The details of Aylan Kurdi’s child, who drowned over 7 years ago in 2015 while fleeing with his family off the coast of Bodrum while trying to enter Greece after crossing the Turkish coast, whose image shocked the world at the time, were repeated as Turkey announced the murder of six migrants, including two children, in the Aegean show after Greece pushed them into Turkish waters.
And the same tragedy was repeated in 2020, when a child died off the coast of the Greek island of Lesvos after a boat carrying about 50 migrants sank, a port police spokesman confirmed.
In the latest incident, the Turkish Coast Guard said in a statement that authorities had rescued 73 other migrants trying to reach Europe early Tuesday morning off the coast of Muğla province in the country’s southwest.
The Coast Guard indicated that elements of the Greek forces drove the migrants, who were on four boats, towards Turkish waters.
The nationality of the migrants was not mentioned, but the Coast Guard quoted the rescued people as saying they set off from the port of Tripoli in Lebanon on Saturday in an attempt to reach Italy.
Finally, according to the same source, they sent a distress call to the Greek authorities after their two boats ran out of fuel off the Greek island of Rhodes.
“We were told that after being taken aboard a Greek Coast Guard ship and stripped of their valuables, the migrants were put on board four boats that ran aground near Turkish territorial waters,” the Turkish Coast Guard said in a statement.
Relations between Athens and Ankara are very strained, and they accuse each other of violating the rights of migrants.
Greece admitted on Sunday that it has prevented more than 150,000 illegal immigrants from entering its land and sea borders since the beginning of the year.
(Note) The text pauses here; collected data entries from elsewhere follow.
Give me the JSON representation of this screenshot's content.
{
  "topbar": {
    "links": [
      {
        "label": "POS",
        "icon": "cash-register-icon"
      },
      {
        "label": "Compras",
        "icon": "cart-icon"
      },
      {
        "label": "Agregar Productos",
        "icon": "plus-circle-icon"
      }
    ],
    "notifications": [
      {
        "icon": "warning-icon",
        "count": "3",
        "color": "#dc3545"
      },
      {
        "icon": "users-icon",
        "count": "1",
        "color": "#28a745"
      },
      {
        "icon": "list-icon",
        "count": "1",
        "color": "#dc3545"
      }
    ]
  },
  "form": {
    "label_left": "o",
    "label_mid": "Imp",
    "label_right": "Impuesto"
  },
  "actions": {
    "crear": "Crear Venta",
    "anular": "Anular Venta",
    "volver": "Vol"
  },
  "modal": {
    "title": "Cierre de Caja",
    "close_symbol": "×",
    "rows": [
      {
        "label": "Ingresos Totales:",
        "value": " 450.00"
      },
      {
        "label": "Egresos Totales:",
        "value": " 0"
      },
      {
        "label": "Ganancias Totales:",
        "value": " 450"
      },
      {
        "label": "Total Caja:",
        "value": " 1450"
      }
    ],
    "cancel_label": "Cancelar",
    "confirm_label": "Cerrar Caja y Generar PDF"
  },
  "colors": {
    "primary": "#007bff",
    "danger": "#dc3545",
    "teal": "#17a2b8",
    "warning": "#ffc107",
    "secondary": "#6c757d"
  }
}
Greece is often the preferred destination for people fleeing Africa and the Middle East in search of a better life in the European Union.
Thousands of people pass through Turkey via the Evros River or try to cross the Aegean Sea.
Greece has been repeatedly criticized for the alleged illegal expulsion of migrants to Turkey at its land and maritime borders, according to testimonies from victims published by NGOs, AFP and other media. But Athena has always denied these accusations.